2. “Can’t you get the smaller controller?”

Kind of coinciding with the first point, when I first opened my Xbox and she saw the sheer size of the controller, the first thing Mom said was, “Oh my word, that’s too many buttons. Can’t you get the smaller, easier Nintendo controller?” I’ve tried explaining that all controllers don’t work for every system and I need all those buttons. With dismay and frustration, my mother to this day will state, “It’s just a controller, I don’t see why you can’t get the simple one.” But hey, this is the lady that didn’t understand why the A button made Mario jump. “They should just call it the jump button.”

3. After the Game Boy, everything is a handheld

When I was 16, we took a trip to Disney World. Instead of flying, we decided it was a good idea to drive. Let me just burst that bubble…it’s not fun! 16-18 hours in a cramped car that after an hour or two reeked of flatulence and sweaty orifices. Anyway, I digress. Before this long ass trip, I was extremely worried about what in the hell I was going to do for this drive. My GBA was busted so that wasn’t an option. Enter mom.

Mom said to me (I may be paraphrasing here a bit), “Just take your Xbox Nintendo thing and play it in the car.” The look I gave her had to be one of confusion and incredulity. I explained to her that it wasn’t a mobile system and we didn’t have a TV or the hook ups in the car for it. For the next couple of weeks she proceeded to continue to ask me if I was going to take my Xbox with us and I continually explained how it wouldn’t work. Mom never quite understood that, and would say, “I know you can take games with you, I’ve seen other people do it.” No mom…just no.

4. All RPGs are sex adventures

Don’t even ask me where this one comes from. Maybe it’s a cultural thing, maybe it’s just a my mom thing, but she thinks that RPGs are “sex games.” “Why are you getting these crazy sex games?” she’d ask. Even now, she’ll ask how my wife feels about those sex games I have. Oy. I’m fairly certain my mother thinks I’m some crazed sex fiend who’s into all sorts of kinky stuff. Which, you know, I am…but not because of RPGs!

5. Mom continually referred to the Game Boy as a PlayBoy

This is one that we still give Mom a hard time on. Over the years, she could not remember Game Boy and called it a PlayBoy. This got us in trouble: At the age of eight or nine I had a Game Boy and my mother, in talking with other parents, explained to them about how much fun her eight-year-old son had with the PlayBoy they got him for Christmas. I kid you not, we had a counselor at school speak with us one evening and explain how buying those magazines for an eight-year-old, may not be ideal, and if it continued they would have to get someone to intervene. Luckily after about an hour of explanation, we were able to get him to understand.

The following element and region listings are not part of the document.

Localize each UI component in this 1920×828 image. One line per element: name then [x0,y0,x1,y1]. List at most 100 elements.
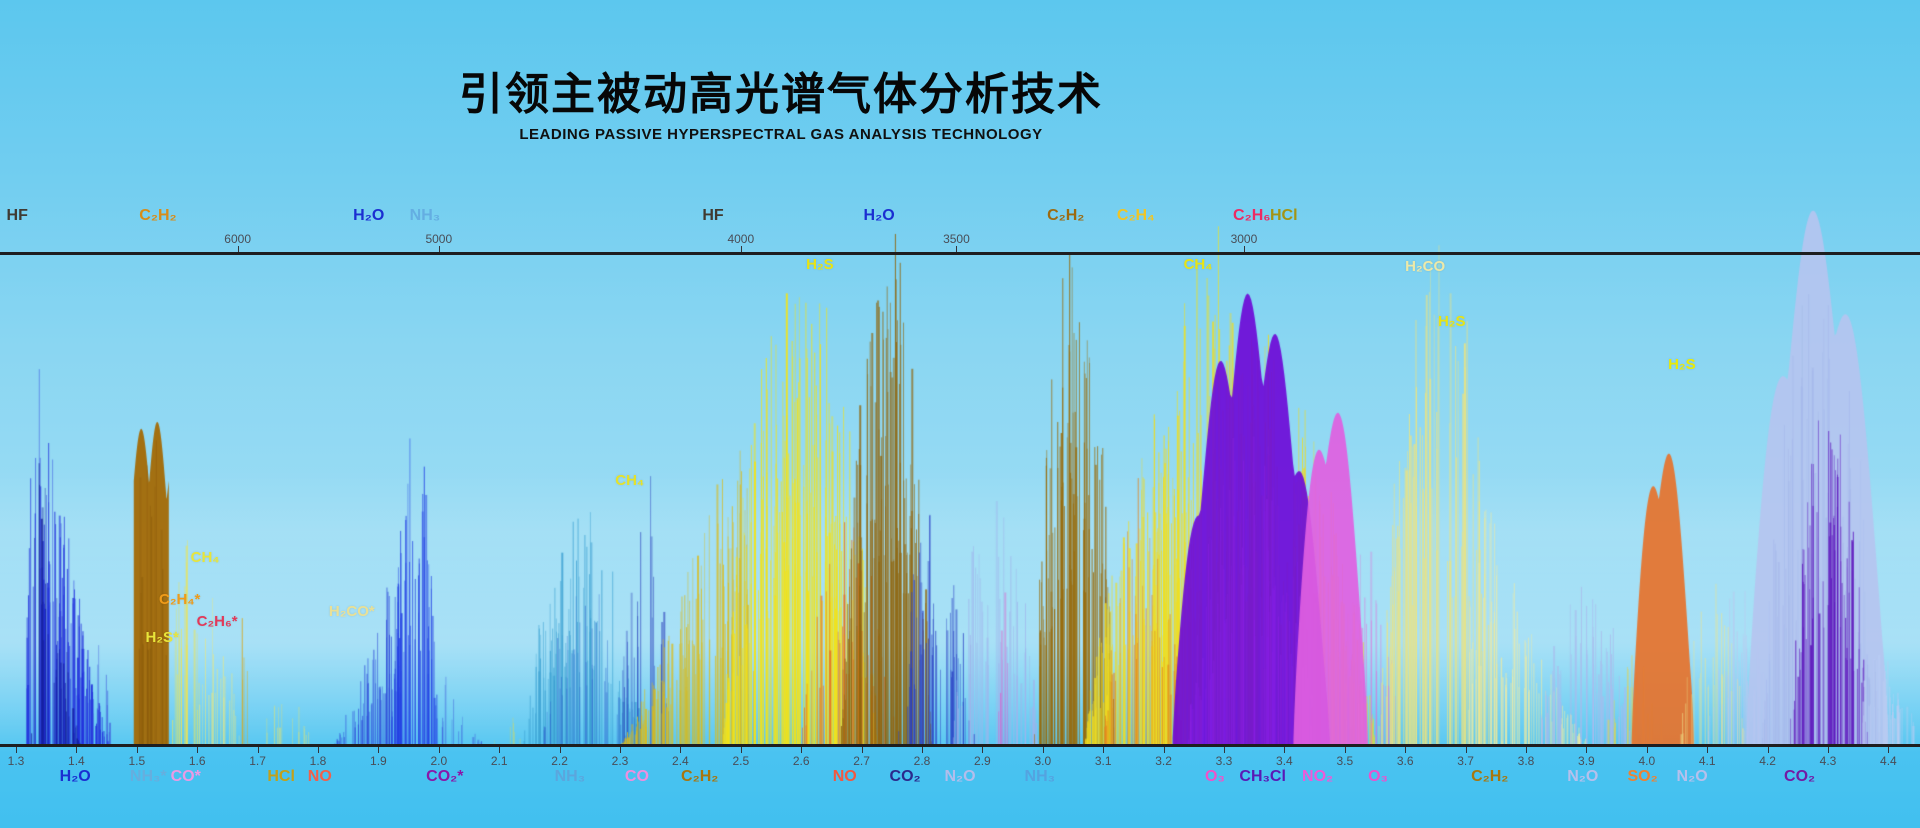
bottom-axis-tick-label: 1.5 [128,754,146,768]
bottom-axis-tick [1526,747,1527,753]
bottom-axis-tick-label: 1.9 [370,754,387,768]
bottom-axis-tick [378,747,380,753]
top-axis-tick [1243,246,1245,252]
top-axis-line [0,252,1920,255]
bottom-gas-label: NH₃ [554,768,586,785]
bottom-axis-tick [438,747,440,753]
bottom-axis-tick-label: 4.2 [1759,754,1776,768]
bottom-axis-tick-label: 3.5 [1336,754,1354,768]
bottom-axis-tick [1586,747,1588,753]
bottom-gas-label: CO [624,768,649,785]
bottom-axis-tick-label: 3.3 [1215,754,1233,768]
plot-gas-label: H₂CO* [328,603,375,620]
bottom-axis-tick-label: 3.9 [1578,754,1595,768]
bottom-axis-tick-label: 3.7 [1457,754,1474,768]
plot-gas-label: CH₄ [190,549,220,566]
bottom-axis-tick-label: 3.8 [1517,754,1535,768]
bottom-gas-label: C₂H₂ [1471,768,1509,785]
bottom-gas-label: NO [307,768,332,785]
plot-gas-label: C₂H₆* [196,613,238,630]
bottom-axis-tick-label: 3.1 [1094,754,1112,768]
top-gas-label: HF [6,207,28,224]
bottom-axis-tick-label: 1.7 [249,754,266,768]
top-gas-label: H₂O [863,207,895,224]
bottom-gas-label: NH₃* [129,768,167,785]
bottom-axis-tick [1465,747,1467,753]
bottom-axis-tick [499,747,501,753]
bottom-axis-tick [1767,747,1769,753]
bottom-axis-tick [861,747,863,753]
bottom-axis-tick-label: 2.1 [490,754,508,768]
bottom-gas-label: H₂O [59,768,91,785]
bottom-axis-tick [1888,747,1890,753]
bottom-axis-tick-label: 2.5 [732,754,750,768]
bottom-axis-tick-label: 3.4 [1276,754,1293,768]
plot-gas-label: CH₄ [615,472,645,489]
bottom-axis-tick [136,747,138,753]
bottom-axis-tick-label: 2.6 [792,754,810,768]
bottom-axis-tick-label: 2.3 [611,754,629,768]
top-gas-label: H₂O [353,207,385,224]
bottom-axis-tick [1405,747,1407,753]
bottom-axis-tick [740,747,742,753]
plot-gas-label: C₂H₄* [159,591,201,608]
bottom-axis-tick-label: 3.6 [1396,754,1414,768]
bottom-gas-label: N₂O [1567,768,1599,785]
bottom-gas-label: C₂H₂ [681,768,719,785]
bottom-axis-tick [1284,747,1286,753]
bottom-axis-line [0,744,1920,747]
bottom-gas-label: N₂O [1676,768,1708,785]
bottom-gas-label: CO* [170,768,201,785]
bottom-axis-tick [620,747,621,753]
bottom-axis-tick [559,747,561,753]
bottom-axis-tick [1646,747,1648,753]
top-gas-label: C₂H₂ [139,207,177,224]
bottom-axis-tick-label: 2.0 [430,754,448,768]
top-axis-tick [237,246,239,252]
bottom-axis-tick [982,747,984,753]
bottom-axis-tick-label: 2.7 [853,754,870,768]
plot-gas-label: H₂S [1437,313,1466,330]
top-gas-label: HF [702,207,724,224]
bottom-axis-tick-label: 2.9 [974,754,991,768]
bottom-axis-tick [1163,747,1165,753]
bottom-axis-tick-label: 2.8 [913,754,931,768]
top-axis-tick-label: 4000 [727,232,755,246]
bottom-axis-tick [16,747,17,753]
bottom-gas-label: N₂O [944,768,976,785]
bottom-axis-tick [76,747,78,753]
bottom-gas-label: CH₃Cl [1239,768,1286,785]
bottom-axis-tick-label: 2.4 [672,754,689,768]
bottom-axis-tick [680,747,682,753]
bottom-axis-tick-label: 1.3 [7,754,25,768]
bottom-axis-tick-label: 1.6 [188,754,206,768]
plot-gas-label: H₂S [1668,356,1696,373]
top-axis-tick [740,246,742,252]
page-title: 引领主被动高光谱气体分析技术 [459,70,1103,119]
page-subtitle: LEADING PASSIVE HYPERSPECTRAL GAS ANALYS… [519,126,1043,143]
plot-gas-label: H₂S [806,256,834,273]
bottom-axis-tick-label: 4.0 [1638,754,1656,768]
bottom-axis-tick [318,747,319,753]
bottom-gas-label: CO₂ [889,768,921,785]
bottom-axis-tick [1042,747,1044,753]
bottom-axis-tick-label: 4.3 [1819,754,1837,768]
top-axis-tick-label: 5000 [425,232,453,246]
bottom-gas-label: SO₂ [1627,768,1658,785]
spectrum-chart [0,200,1920,745]
top-axis-tick [438,246,440,252]
bottom-axis-tick [1103,747,1105,753]
top-gas-label: C₂H₆ [1233,207,1271,224]
bottom-axis-tick-label: 4.4 [1880,754,1897,768]
bottom-axis-tick [922,747,923,753]
bottom-axis-tick [257,747,259,753]
bottom-axis-tick [1828,747,1829,753]
bottom-axis-tick [197,747,199,753]
top-gas-label: HCl [1270,207,1298,224]
bottom-axis-tick-label: 3.2 [1155,754,1172,768]
bottom-gas-label: NH₃ [1024,768,1056,785]
bottom-gas-label: NO [832,768,857,785]
top-axis-tick-label: 6000 [224,232,252,246]
bottom-gas-label: O₃ [1205,768,1225,785]
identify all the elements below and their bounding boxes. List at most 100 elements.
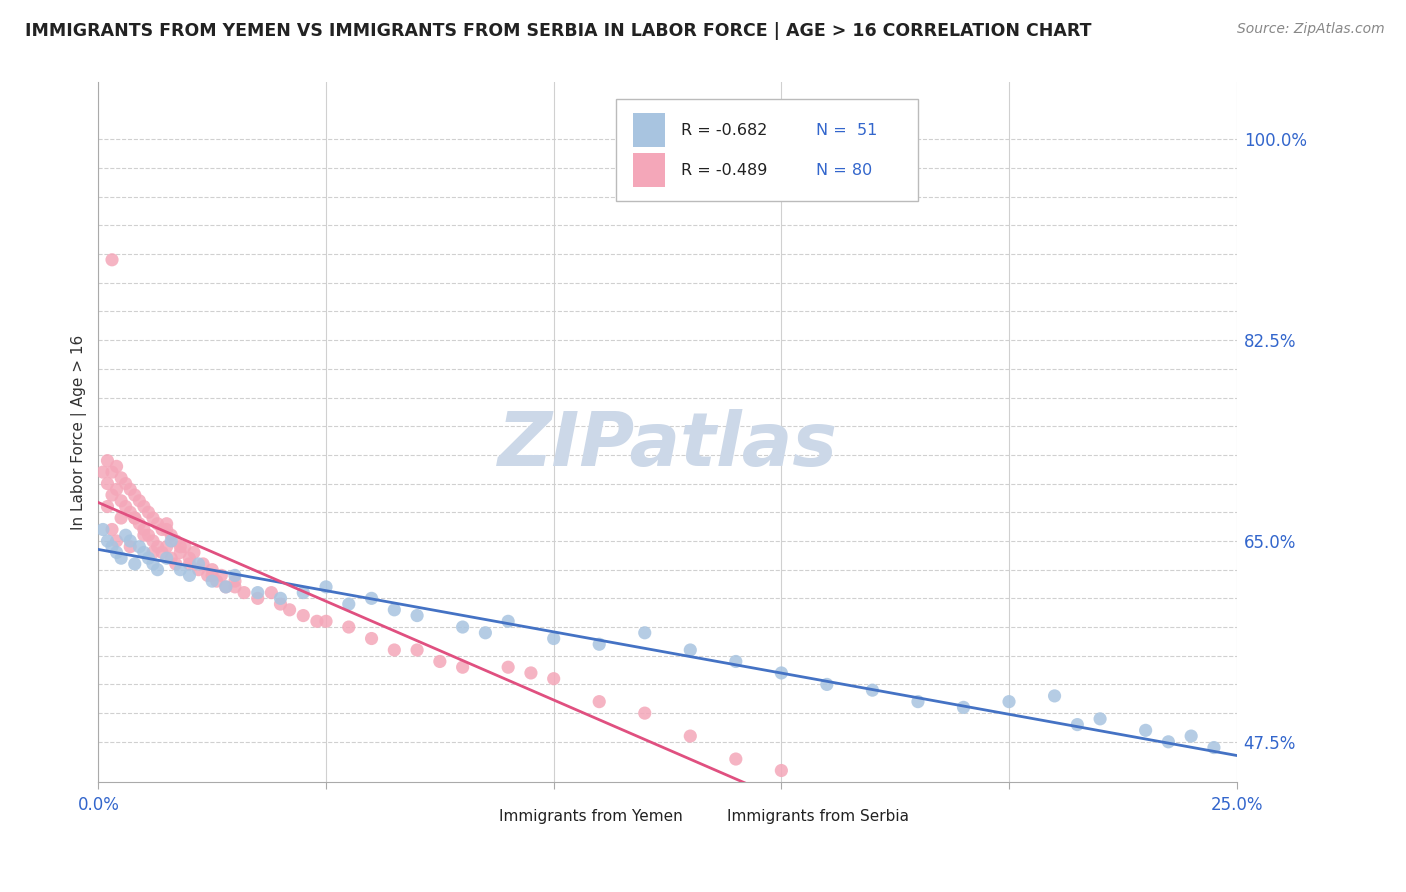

I also remember a few years down the road getting a Game Boy Color. I was probably 11 and my mom stopped a gaming store clerk and if he could help us with getting a “PlayBoy in Color.” I turned the brightest shade of red and the clerk was speechless. After a few seconds of stunned silence he explained it wasn’t that kind of store. Eventually though I got my Game Boy Color. Looking back, I wouldn’t have said no to a PlayBoy Color.

We’ve had many laughs at Mom’s expense over the years – especially about gaming things. She takes it in stride and goes along with it, though. Even with her gaming ignorance, she tries, and she never discouraged my gaming…except when she thought I was a deviant sex addict. Thanks, Mom, for all you’ve done. Love you.